Nos últimos anos, a Netflix vem investindo pesado em seus lançamentos. Além das séries de sucesso, como Stranger Things e Dark, o streaming passou a ganhar destaque com seus filmes. O mais novo lançamento a chegar no próximo dia 10 de julho certamente pode ser incluso nessa lista de sucessos. The Old Guard, baseado na HQ de mesmo nome, contou com o quadrinista da DC, Greg Rucka, no papel do roteirista. Não estamos diante do melhor roteiro que a Netflix já viu, principalmente pelos furos deixados ao final, mas como primeiro passo, Rucka entrega um bom filme.

O filme da Netflix faz referência ao primeiro arco apresentado nas HQs. Nele, conhecemos Andy, Book, Joey e Nico, um quarteto composto pelos guerreiros mais experientes do mundo. E não estamos falando apenas de habilidade e sim de experiência pelo tempo em combate. Os quatro soldados lutaram nas Cruzadas ou ainda nas guerras de Napoleão. Era após era, eles presenciaram as maiores guerras, superaram mortes e observaram a humanidade se matar, enquanto eles permaneceram intactos. Andy, Book, Joey e Nico são imortais e se recuperam de todo e qualquer ferimento que sofrem.

Os imortais

O grupo é liderado por Andy, interpretada por Charlize Theron. Ela é o rosto do filme e o principal chamariz da produção. Os fãs saudosos da Furiosa de Mad Max poderão matar a saudade da atriz, pois se tem uma coisa que Charlize faz em The Old Guard, é lutar. A atriz da um verdadeiro show de combate em cenas corpo a corpo e mesmo sendo a protagonista, rouba completamente a cena sempre que aparece. Que mulherão!

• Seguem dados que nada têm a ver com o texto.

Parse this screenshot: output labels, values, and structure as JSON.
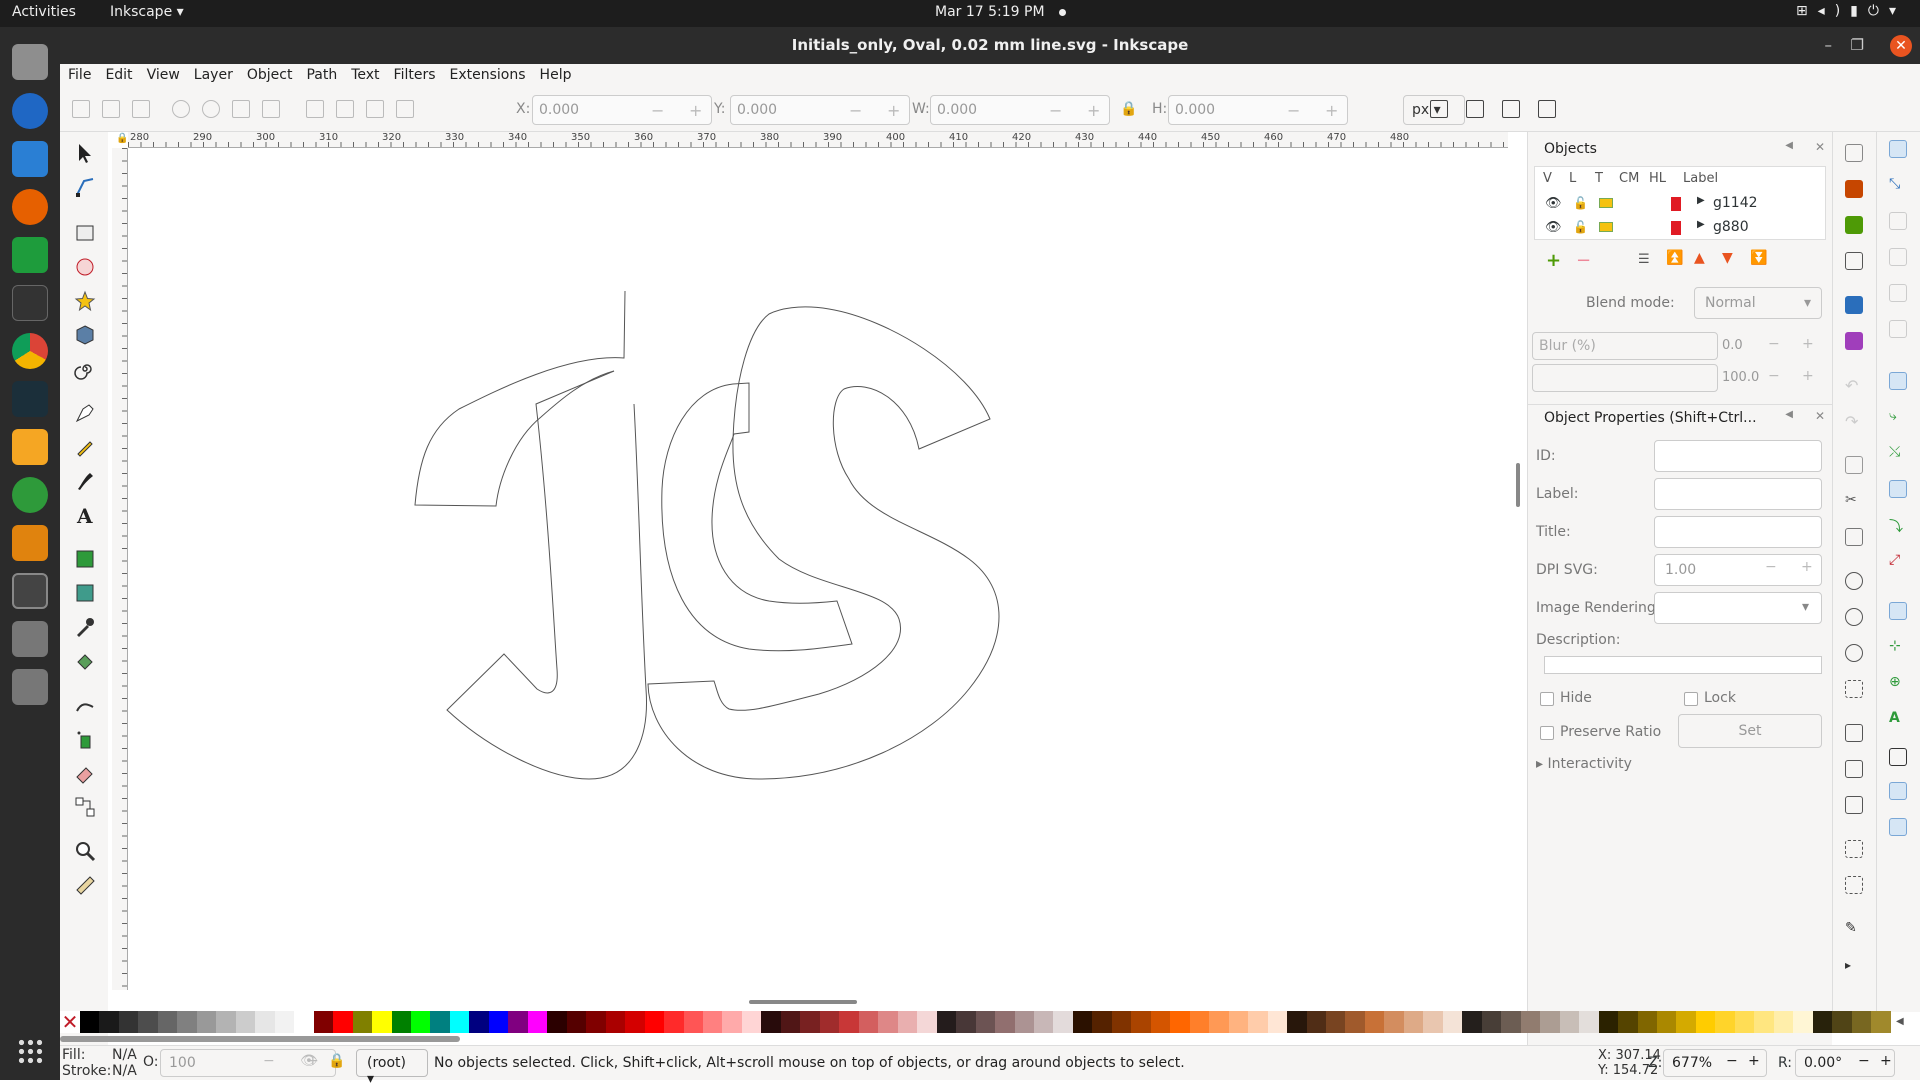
{
  "topbar": {
    "activities": "Activities",
    "app_menu": "Inkscape ▾",
    "clock": "Mar 17  5:19 PM",
    "tray_icons": [
      "network-icon",
      "volume-icon",
      "battery-icon",
      "power-icon"
    ]
  },
  "dock": {
    "apps": [
      "files",
      "thunderbird",
      "writer",
      "firefox",
      "calc",
      "terminal",
      "chrome",
      "system-monitor",
      "calculator",
      "synaptic",
      "impress",
      "inkscape",
      "usb-drive",
      "usb-drive"
    ]
  },
  "window": {
    "title": "Initials_only, Oval, 0.02 mm line.svg - Inkscape"
  },
  "menu": [
    "File",
    "Edit",
    "View",
    "Layer",
    "Object",
    "Path",
    "Text",
    "Filters",
    "Extensions",
    "Help"
  ],
  "commandbar": {
    "x_label": "X:",
    "x_value": "0.000",
    "y_label": "Y:",
    "y_value": "0.000",
    "w_label": "W:",
    "w_value": "0.000",
    "h_label": "H:",
    "h_value": "0.000",
    "unit": "px"
  },
  "rulers": {
    "h_ticks": [
      "280",
      "290",
      "300",
      "310",
      "320",
      "330",
      "340",
      "350",
      "360",
      "370",
      "380",
      "390",
      "400",
      "410",
      "420",
      "430",
      "440",
      "450",
      "460",
      "470",
      "480"
    ]
  },
  "objects_panel": {
    "title": "Objects",
    "columns": [
      "V",
      "L",
      "T",
      "CM",
      "HL",
      "Label"
    ],
    "rows": [
      {
        "label": "g1142"
      },
      {
        "label": "g880"
      }
    ],
    "blend_label": "Blend mode:",
    "blend_value": "Normal",
    "blur_label": "Blur (%)",
    "blur_value": "0.0",
    "opacity_value": "100.0"
  },
  "props_panel": {
    "title": "Object Properties (Shift+Ctrl...",
    "id_label": "ID:",
    "label_label": "Label:",
    "title_label": "Title:",
    "dpi_label": "DPI SVG:",
    "dpi_value": "1.00",
    "render_label": "Image Rendering:",
    "desc_label": "Description:",
    "hide_label": "Hide",
    "lock_label": "Lock",
    "ratio_label": "Preserve Ratio",
    "set_label": "Set",
    "interactivity_label": "Interactivity"
  },
  "palette_colors": [
    "#000000",
    "#1a1a1a",
    "#333333",
    "#4d4d4d",
    "#666666",
    "#808080",
    "#999999",
    "#b3b3b3",
    "#cccccc",
    "#e6e6e6",
    "#f2f2f2",
    "#ffffff",
    "#800000",
    "#ff0000",
    "#808000",
    "#ffff00",
    "#008000",
    "#00ff00",
    "#008080",
    "#00ffff",
    "#000080",
    "#0000ff",
    "#800080",
    "#ff00ff",
    "#2b0000",
    "#550000",
    "#800000",
    "#aa0000",
    "#d40000",
    "#ff0000",
    "#ff2a2a",
    "#ff5555",
    "#ff8080",
    "#ffaaaa",
    "#ffd5d5",
    "#280b0b",
    "#501616",
    "#782121",
    "#a02c2c",
    "#c83737",
    "#d35f5f",
    "#de8787",
    "#e9afaf",
    "#f4d7d7",
    "#241c1c",
    "#483737",
    "#6c5353",
    "#916f6f",
    "#ac9393",
    "#c8b7b7",
    "#e3dbdb",
    "#2b1100",
    "#552200",
    "#803300",
    "#aa4400",
    "#d45500",
    "#ff6600",
    "#ff7f2a",
    "#ff9955",
    "#ffb380",
    "#ffccaa",
    "#ffe6d5",
    "#28170b",
    "#502d16",
    "#784421",
    "#a05a2c",
    "#c87137",
    "#d38d5f",
    "#deaa87",
    "#e9c6af",
    "#f4e3d7",
    "#241f1c",
    "#483e37",
    "#6c5d53",
    "#917c6f",
    "#ac9d93",
    "#c8beb7",
    "#e3dedb",
    "#2b2200",
    "#554400",
    "#806600",
    "#aa8800",
    "#d4aa00",
    "#ffcc00",
    "#ffd42a",
    "#ffdd55",
    "#ffe680",
    "#ffeeaa",
    "#fff6d5",
    "#28220b",
    "#504416",
    "#786721",
    "#a0892c"
  ],
  "statusbar": {
    "fill_label": "Fill:",
    "fill_value": "N/A",
    "stroke_label": "Stroke:",
    "stroke_value": "N/A",
    "opacity_label": "O:",
    "opacity_value": "100",
    "layer": "(root) ▾",
    "message": "No objects selected. Click, Shift+click, Alt+scroll mouse on top of objects, or drag around objects to select.",
    "x_label": "X:",
    "x_value": "307.14",
    "y_label": "Y:",
    "y_value": "154.72",
    "zoom_label": "Z:",
    "zoom_value": "677%",
    "rot_label": "R:",
    "rot_value": "0.00°"
  }
}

O quarteto seguia sua vida eterna salvando pessoas quando se vê enganado por um de seus melhores amigos. Ao mesmo tempo, uma nova imortal surge no planeta pela primeira vez em 200 anos. Nile (Kiki Layne) é uma fuzileira do exército norte-americano e estava lutando no Afeganistão quando foi assassinada. A surpresa veio quando mesmo após ter a garganta cortada, Nile sobrevive e gera estranheza dentro do pelotão. Após ser “resgatada” por Andy, ela se junta ao grupo dos imortais. Assustada, ela precisa entender o mais rápido possível o que tudo isso significa e o bom humor de Andy não irá ajudar.

The Old Guard

Gina Prince-Bythewood assumiu o desafio de dirigir a produção e faz um ótimo trabalho. The Old Guard segue um mesmo ritmo do início ao fim, mantendo a violência e a crueldade da humanidade em envidência. Harry Melling, o Duda de Harry Potter, vive Merrick, o grande vilão do filme. Buscando apenas o lucro, ele sequestra o grupo e os tortura de todas as formas possíveis, buscando apenas uma fórmula de ficar rico. Embora fictícia, a história evidencia inúmeros problemas reais, como a busca obsessiva pelo lucro usando seres inocentes como cobaias.

Em 2 horas de duração, o filme desenvolve seu roteiro e deixa algumas perguntas abertas. As histórias pessoais de cada personagem ficam jogadas e são apenas mencionadas em uma conversa na fogueira. Entender o que cada um sofreu e passou por consequência da imortalidade daria um quê de emoção a mais ao filme, principalmente com tanta cena de luta em tela. Sentir empatia pela história dos personagens seria fundamental para tornar The Old Guard melhor. O que aconteceu com Andy e Qhuyn? Qual a história de Joey e Nico? Afinal, quem foi a família de Book? Perguntas não respondidas e que prejudicam o roteiro profundamente.

Diante de tamanha complexidade da trama, o desfecho em aberto pode ser o início de uma nova franquia. Caso não tenha continuação, o final escolhido será mais um ponto negativo para o filme. Tudo acaba rápido demais e o público fica ansioso por novas informações. The Old Guard tem potencial para uma sequência e pode responder a todas as perguntas que ficaram sem respostas. Por enquanto, temos um bom sci-fi chegando a Netflix no próximo dia 10.

The Old Guard chegará na Netflix no próximo dia 10.